After reading James Chalmers’ supposed Plain Truth, one has to admit that the author loves his tea. First, the Tory says that the colonists were to have the tea “at competitive prices” and that would have “[benefitted] the colonies” and improved the “financial state of the East India Tea Company” (Chalmers, 1776). Next, he suggests that the dumping of the tea at Boston Harbor was a tactic to change tax collectors in the thirteen colonies and that it was a “useless destruction of property” on the Americans’ part (Chalmers, 1776).
People of America, all but one of the claims the man says in defense of his precious tea is correct. Indeed, there were many losses on December 16, 1773, as the tea was worth ten thousand British pounds (Foner, 2011, p.194). Similarly, if the region were to assume the role of the slaves that the mother country continues to bestow on the people of North America and buy the tea, then they would have saved money and profited the merchants. However, it was not English tea. They did not grow the leaves in Britain, and they certainly did not toil for the merchandise. It was all from India, another unfortunate area that is under our oppressors. Britain continues to take advantage of different lands by forcing them to do what would benefit her interests. If people do not pursue the thoughts of independence, America and the rest of the Monarch’s colonies will be just as an incurable disease operates. The infection is the Crown’s need to oppress subjects by imposing taxes, and without fast action, we will never rid ourselves of the disease.
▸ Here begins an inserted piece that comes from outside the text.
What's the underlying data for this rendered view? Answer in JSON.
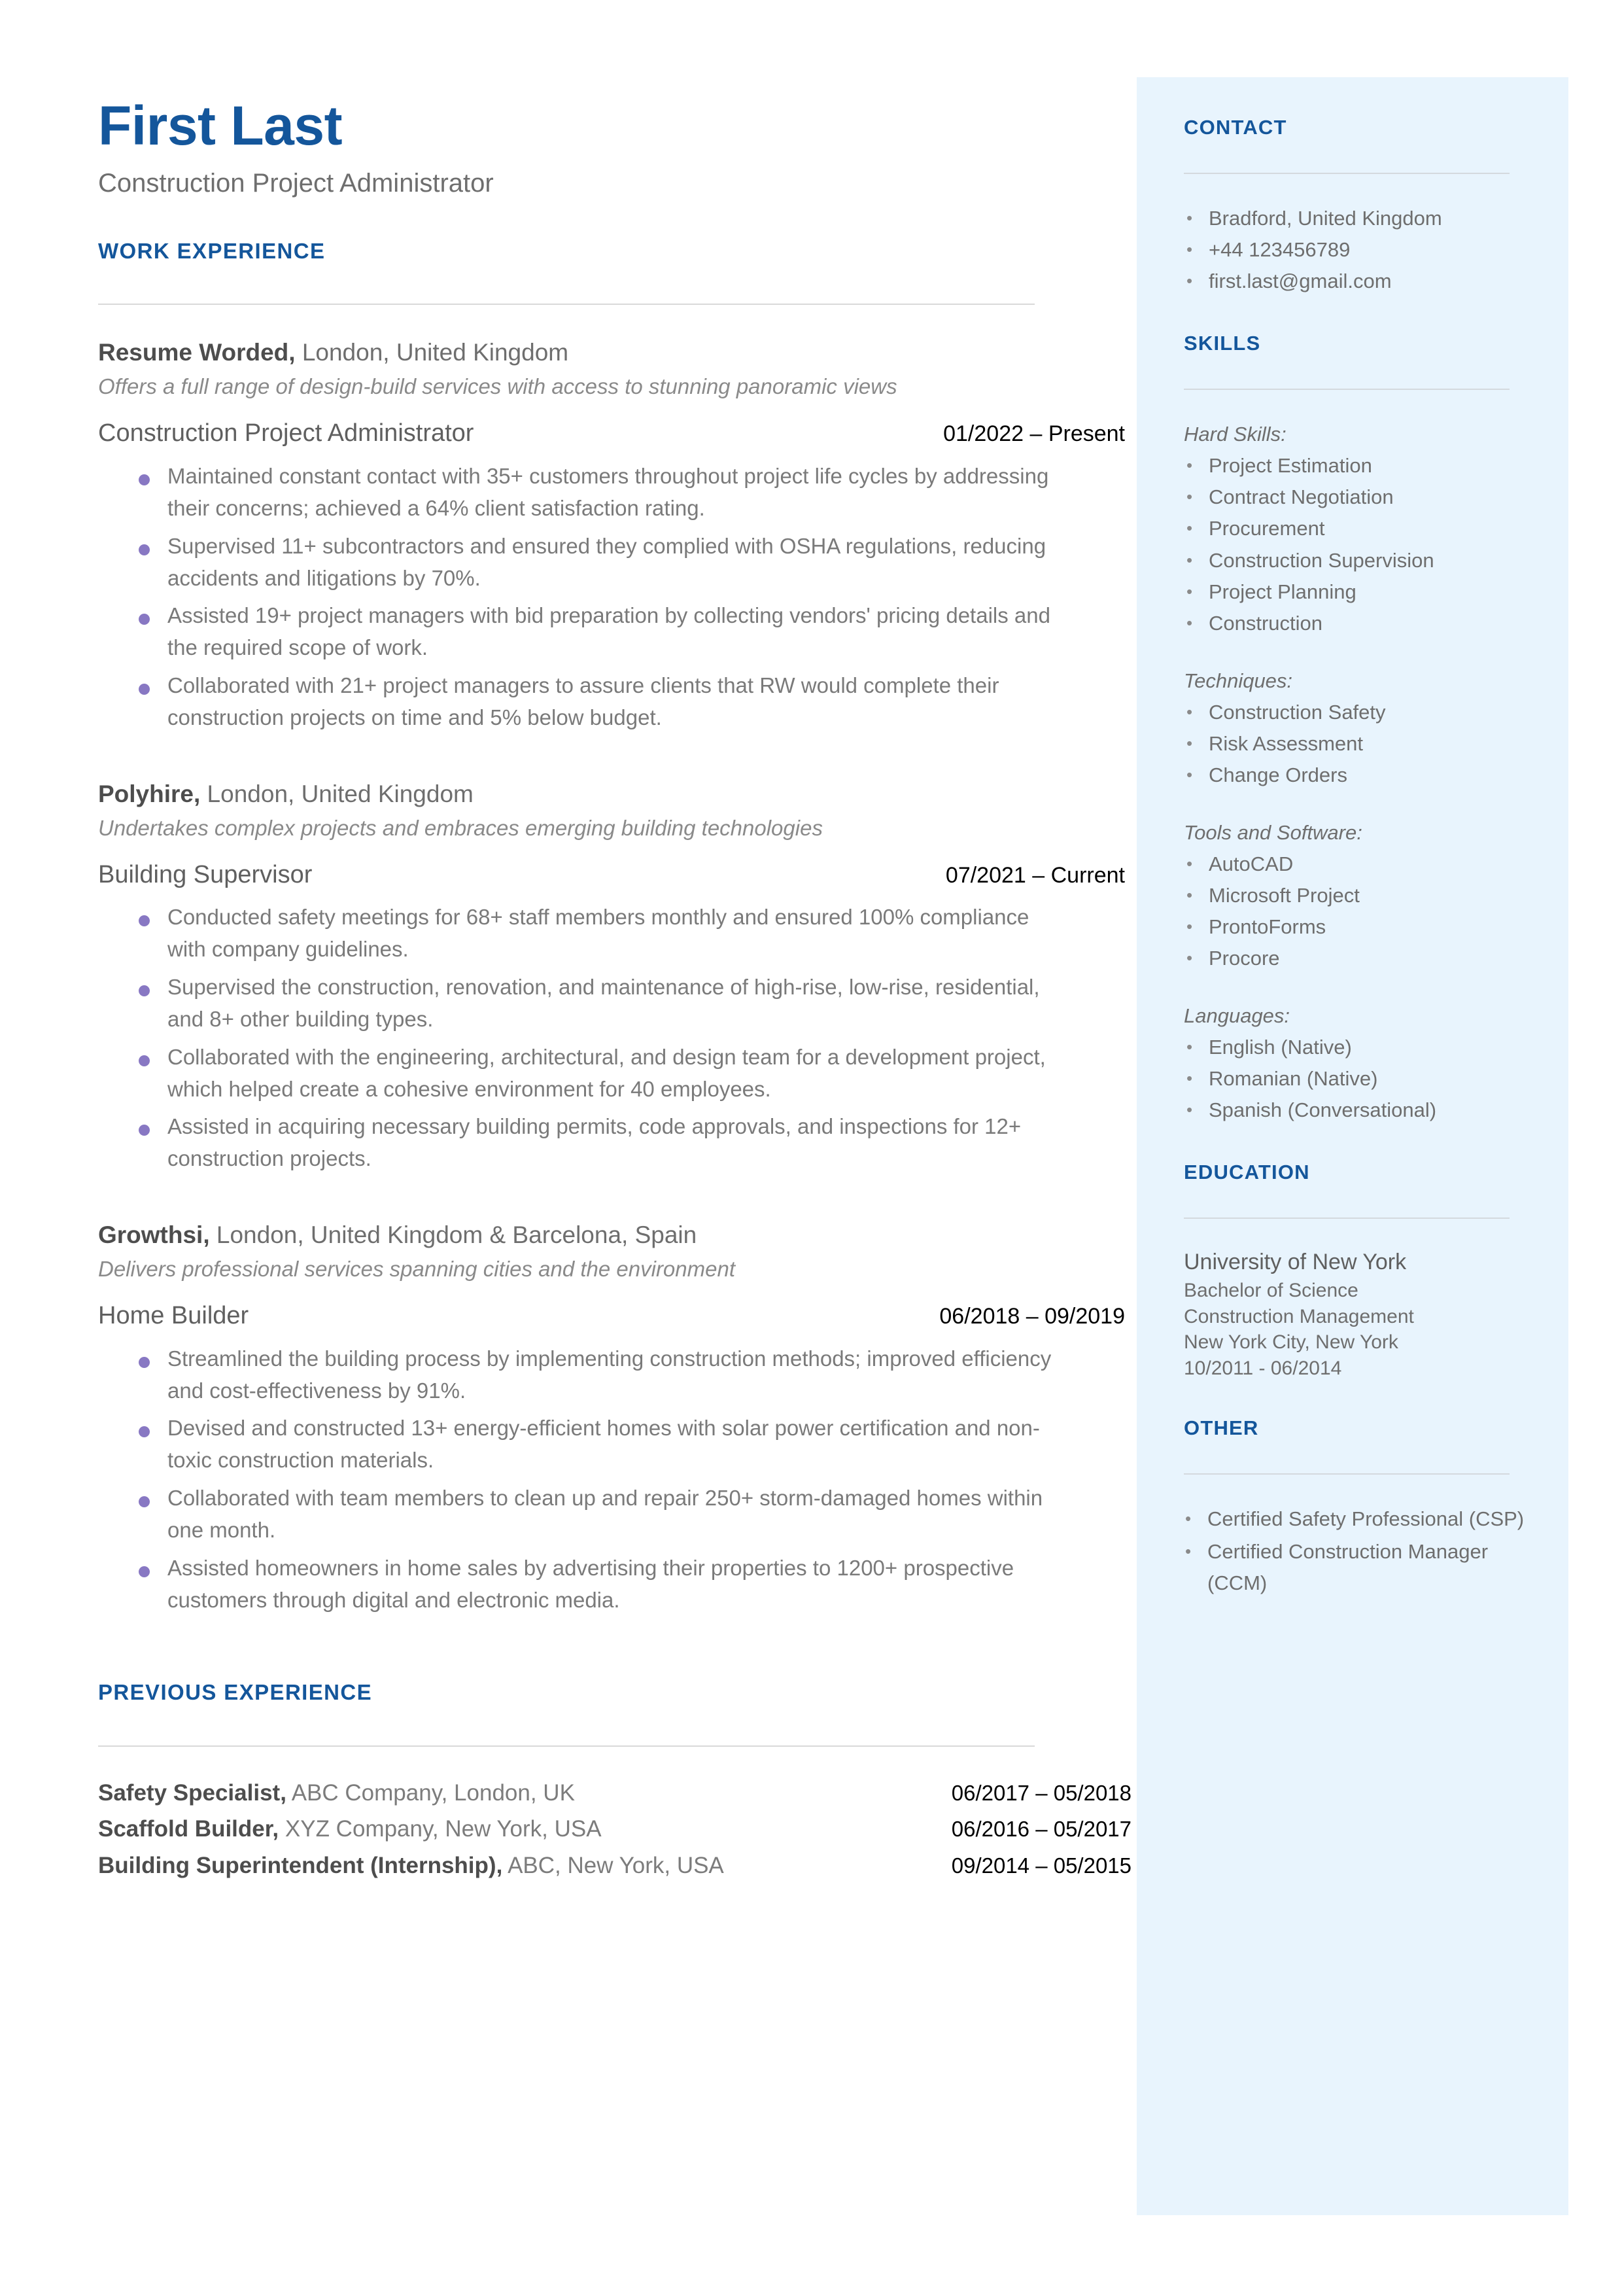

As Thomas Paine says in his groundbreaking work, Common Sense, it is absurd for “a continent to be perpetually governed by an island” (1776, par.83). At the same time, it makes no sense to assume that the one who oppresses a people has the answer to their problems. Tea is not enough to mend the tear between Americans and the English. We should have better sense, and that is the plain truth!
References
Chalmer, J. (2001). Plain Truth (1776). In A. S. Draper, The Boston Massacre: Five Colonists Killed by British Soldiers (Headlines from History) (1 ed.). New York: The Rosen Publishing Group, Inc.
Foner, E. (2011). Give Me Liberty!: An American History (3rd ed., Vol. I). New York: W. W. Norton & Company.